The Corn Maiden and Other Nightmares
- Author: Joyce Carol Oates
- Language: English
- Publisher: Mysterious Press
- Publication date: November 1, 2011
- Publication place: United States
- Media type: Print (hardback & e-book) and audiobook
- Pages: 264 pp (first edition, hardback)
- ISBN: 0802126022 (first edition, hardback)

= The Corn Maiden and Other Nightmares =

Book by Joyce Carol Oates

The Corn Maiden and Other Nightmares is a collection of short stories and the title novella by Joyce Carol Oates. Published in 2011 by Mysterious Press, it contains several works that Oates worked on over a period of fifteen years.

==Contents==
The book contains the title novella and six short stories. All were previously published, as indicated:

- "The Corn Maiden" (anthology Transgressions: Ten Brand-New Novellas, 2005, as "The Corn Maiden: A Love Story")
- "Beersheba" (Ellery Queen's Mystery Magazine, September/October 2010)
- "Nobody Knows My Name" (anthology Twists of the Tale: An Anthology of Cat Horror, 1996)
- "Fossil-Figures" (anthology Stories: All-New Tales, 2010)
- "Death-Cup" (Ellery Queen's Mystery Magazine, August 1997)
- "Helping Hands" (Boulevard, Fall 2011)
- "A Hole in the Head" (The Kenyon Review, Fall 2010)

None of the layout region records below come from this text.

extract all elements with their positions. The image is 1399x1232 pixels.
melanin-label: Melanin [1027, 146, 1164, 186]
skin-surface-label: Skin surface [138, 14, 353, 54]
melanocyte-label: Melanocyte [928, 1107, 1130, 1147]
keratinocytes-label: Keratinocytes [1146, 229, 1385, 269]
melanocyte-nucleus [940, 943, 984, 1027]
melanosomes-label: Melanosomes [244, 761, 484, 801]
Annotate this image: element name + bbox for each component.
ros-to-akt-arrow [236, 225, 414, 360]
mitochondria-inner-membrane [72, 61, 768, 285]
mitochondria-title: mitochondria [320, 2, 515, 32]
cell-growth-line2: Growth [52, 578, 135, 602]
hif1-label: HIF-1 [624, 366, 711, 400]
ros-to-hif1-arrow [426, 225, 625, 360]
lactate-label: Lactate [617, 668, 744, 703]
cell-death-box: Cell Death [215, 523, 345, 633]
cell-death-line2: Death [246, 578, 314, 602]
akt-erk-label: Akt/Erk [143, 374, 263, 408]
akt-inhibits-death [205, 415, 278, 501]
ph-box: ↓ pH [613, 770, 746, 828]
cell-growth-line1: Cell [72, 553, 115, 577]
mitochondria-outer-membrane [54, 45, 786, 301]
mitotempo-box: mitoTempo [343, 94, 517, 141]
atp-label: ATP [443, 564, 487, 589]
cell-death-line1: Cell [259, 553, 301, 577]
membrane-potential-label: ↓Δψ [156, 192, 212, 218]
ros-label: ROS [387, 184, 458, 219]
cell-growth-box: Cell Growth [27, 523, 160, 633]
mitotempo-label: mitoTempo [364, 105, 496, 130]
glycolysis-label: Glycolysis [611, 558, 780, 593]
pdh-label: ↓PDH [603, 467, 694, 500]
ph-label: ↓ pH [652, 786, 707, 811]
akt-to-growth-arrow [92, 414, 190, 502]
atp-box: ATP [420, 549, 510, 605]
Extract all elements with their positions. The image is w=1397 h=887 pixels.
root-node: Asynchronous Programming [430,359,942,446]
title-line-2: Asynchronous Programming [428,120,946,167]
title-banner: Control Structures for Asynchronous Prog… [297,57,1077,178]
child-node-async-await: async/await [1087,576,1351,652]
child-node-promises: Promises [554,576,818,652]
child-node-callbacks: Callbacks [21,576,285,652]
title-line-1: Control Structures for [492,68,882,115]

The story contents range from a group of teenage girls planning to sacrifice one of their classmates in "The Corn Maiden" to a widow interacting with an employee of a second-hand store in "Helping Hands". Many contain the theme of sibling rivalry.

==Reception==
Critical reception for The Corn Maiden and Other Nightmares has been positive, with Kirkus Reviews calling the book "nightmarish". Publishers Weekly praised the book, calling Oates "a master of psychological dread" but wrote that the audio book's narrator Christine Williams "lacks the emotional punch and range displayed" by the book's other narrator. The Star Tribune and Bookreporter both praised the book, with Bookreporter praising the book's palpable anxiety.